BaseX works over any alphabet, including long ones. Which leads us to wonder, how long can a Twitter alphabet be? The largest encodable Unicode code point is 1,114,111 (U+10FFFF). However, Twitter does NFC Unicode normalization, so we have to be careful to avoid code points that don't have the NFC_Quick_Check property. We also need to avoid certain Unicode categories: the Control, Format, and Separator categories (because Twitter sometimes strips them) and the Surrogate category (because it's invalid in UTF8). What's left, if we didn't miss anything and until Twitter changes something, is 1,110,602 characters that can pass through a tweet unscathed. How many bytes can we encode with that, if we use a 140-character block?

```
B = floor( C * log_2(A) / 8 )
= floor( 140 * log_2(1110602) / 8 )
= 351
```

Here's a tweet encoding the first 351 bytes of lorem ipsum.

The BaseX payload is surrounded ('framed') by a header and footer. Rules for parsing them appear here.

- Collect input up to the first period.

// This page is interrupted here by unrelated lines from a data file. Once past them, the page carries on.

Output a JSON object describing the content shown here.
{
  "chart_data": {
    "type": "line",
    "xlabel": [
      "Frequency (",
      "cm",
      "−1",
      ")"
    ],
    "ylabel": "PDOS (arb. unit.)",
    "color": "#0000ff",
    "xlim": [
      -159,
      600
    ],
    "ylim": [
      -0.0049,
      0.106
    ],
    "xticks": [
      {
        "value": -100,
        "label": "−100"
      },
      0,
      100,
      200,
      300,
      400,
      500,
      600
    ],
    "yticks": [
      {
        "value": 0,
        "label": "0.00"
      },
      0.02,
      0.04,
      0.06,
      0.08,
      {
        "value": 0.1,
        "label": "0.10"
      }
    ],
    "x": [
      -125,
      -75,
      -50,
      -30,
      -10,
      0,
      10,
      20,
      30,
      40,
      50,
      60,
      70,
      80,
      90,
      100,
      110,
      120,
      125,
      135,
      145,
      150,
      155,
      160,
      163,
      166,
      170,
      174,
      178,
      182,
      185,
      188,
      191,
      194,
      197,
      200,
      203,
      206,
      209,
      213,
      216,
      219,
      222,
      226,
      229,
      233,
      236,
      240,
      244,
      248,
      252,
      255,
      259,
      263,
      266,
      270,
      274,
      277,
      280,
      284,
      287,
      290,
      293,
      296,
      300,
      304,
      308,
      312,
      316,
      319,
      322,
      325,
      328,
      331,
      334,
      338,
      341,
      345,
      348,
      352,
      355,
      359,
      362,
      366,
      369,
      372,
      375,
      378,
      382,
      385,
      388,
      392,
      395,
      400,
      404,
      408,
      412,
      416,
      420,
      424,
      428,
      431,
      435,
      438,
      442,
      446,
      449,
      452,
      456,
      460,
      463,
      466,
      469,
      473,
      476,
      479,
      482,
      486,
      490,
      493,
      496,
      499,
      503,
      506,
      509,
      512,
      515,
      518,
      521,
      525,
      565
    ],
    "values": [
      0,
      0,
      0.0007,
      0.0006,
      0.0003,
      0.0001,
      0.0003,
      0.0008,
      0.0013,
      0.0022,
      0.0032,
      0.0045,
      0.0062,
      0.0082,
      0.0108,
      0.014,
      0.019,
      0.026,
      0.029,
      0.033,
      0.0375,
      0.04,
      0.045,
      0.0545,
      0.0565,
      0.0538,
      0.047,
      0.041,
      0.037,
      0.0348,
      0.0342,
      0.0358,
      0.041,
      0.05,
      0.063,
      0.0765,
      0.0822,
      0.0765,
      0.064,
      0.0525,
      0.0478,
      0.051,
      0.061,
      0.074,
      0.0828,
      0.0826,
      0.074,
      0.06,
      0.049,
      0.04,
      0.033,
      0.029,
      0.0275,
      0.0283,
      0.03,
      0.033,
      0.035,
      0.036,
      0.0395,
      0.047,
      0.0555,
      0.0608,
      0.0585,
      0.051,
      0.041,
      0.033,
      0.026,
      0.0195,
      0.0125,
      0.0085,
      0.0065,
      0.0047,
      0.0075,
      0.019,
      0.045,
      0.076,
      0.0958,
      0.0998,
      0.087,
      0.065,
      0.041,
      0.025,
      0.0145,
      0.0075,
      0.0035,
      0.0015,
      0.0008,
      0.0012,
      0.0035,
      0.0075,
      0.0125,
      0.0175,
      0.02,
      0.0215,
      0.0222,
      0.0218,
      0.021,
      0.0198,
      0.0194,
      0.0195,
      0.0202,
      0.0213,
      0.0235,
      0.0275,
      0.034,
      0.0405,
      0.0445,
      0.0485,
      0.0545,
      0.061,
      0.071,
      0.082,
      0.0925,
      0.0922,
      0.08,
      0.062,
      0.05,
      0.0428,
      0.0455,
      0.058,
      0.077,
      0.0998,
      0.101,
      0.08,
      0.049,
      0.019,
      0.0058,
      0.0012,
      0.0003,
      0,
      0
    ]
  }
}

This is the header.
- Assert that the header matches the regex

We match against`[>\n\r\t ]*BEGIN[>\n\r\t ]+([a-zA-Z0-9]+)?[>\n\r\t ]+SALTPACK[>\n\r\t ]+(ENCRYPTED[>\n\r\t ]+MESSAGE)|(SIGNED[>\n\r\t ]+MESSAGE)|(DETACHED[>\n\r\t ]+SIGNATURE)[>\n\r\t ]*`

`>`

for compatibility with mail clients that use it for quoting. The optional word is an application name (like 'KEYBASE'). The last two words give the mode of the message. - Collect input up to the second period. This is the payload. If the implementation is streaming, it may decode the payload before the following steps.
- Collect input up to the third period. This is the footer.
- Assert that the footer matches the header, with
`END`

instead of`BEGIN`

.

We use periods to delimit the header and footer to make parsing easier.
Although we've been careful to avoid special characters in the payload, we're
not worried about these periods getting garbled (into `…`

for example), because
they only occur one at a time.

The payload is decoded as follows:

- Strip all characters that match the regex
`[>\n\r\t ]`

. - Chunk the characters into blocks of 43. The last block may be short.
- Decode each of these blocks with BaseX, using the 62-character alphabet
`0123456789ABCDEFGHIJKLMNOPQRSTUVWXYZabcdefghijklmnopqrstuvwxyz`

(all the digits and letters, in ASCII order).

Since whitespace gets stripped, the encoder has some flexibility in formatting. Our encoder emits a space every 15 characters and a newline every 200 words. That's what felt nicest when we tested it in different terminals and messaging apps. Because the decoder doesn't rely on this spacing, we can change it in the future.

Note that the 15-character visible word boundaries are unrelated to the 43-character BaseX block boundaries. The visible words go away when we strip whitespace.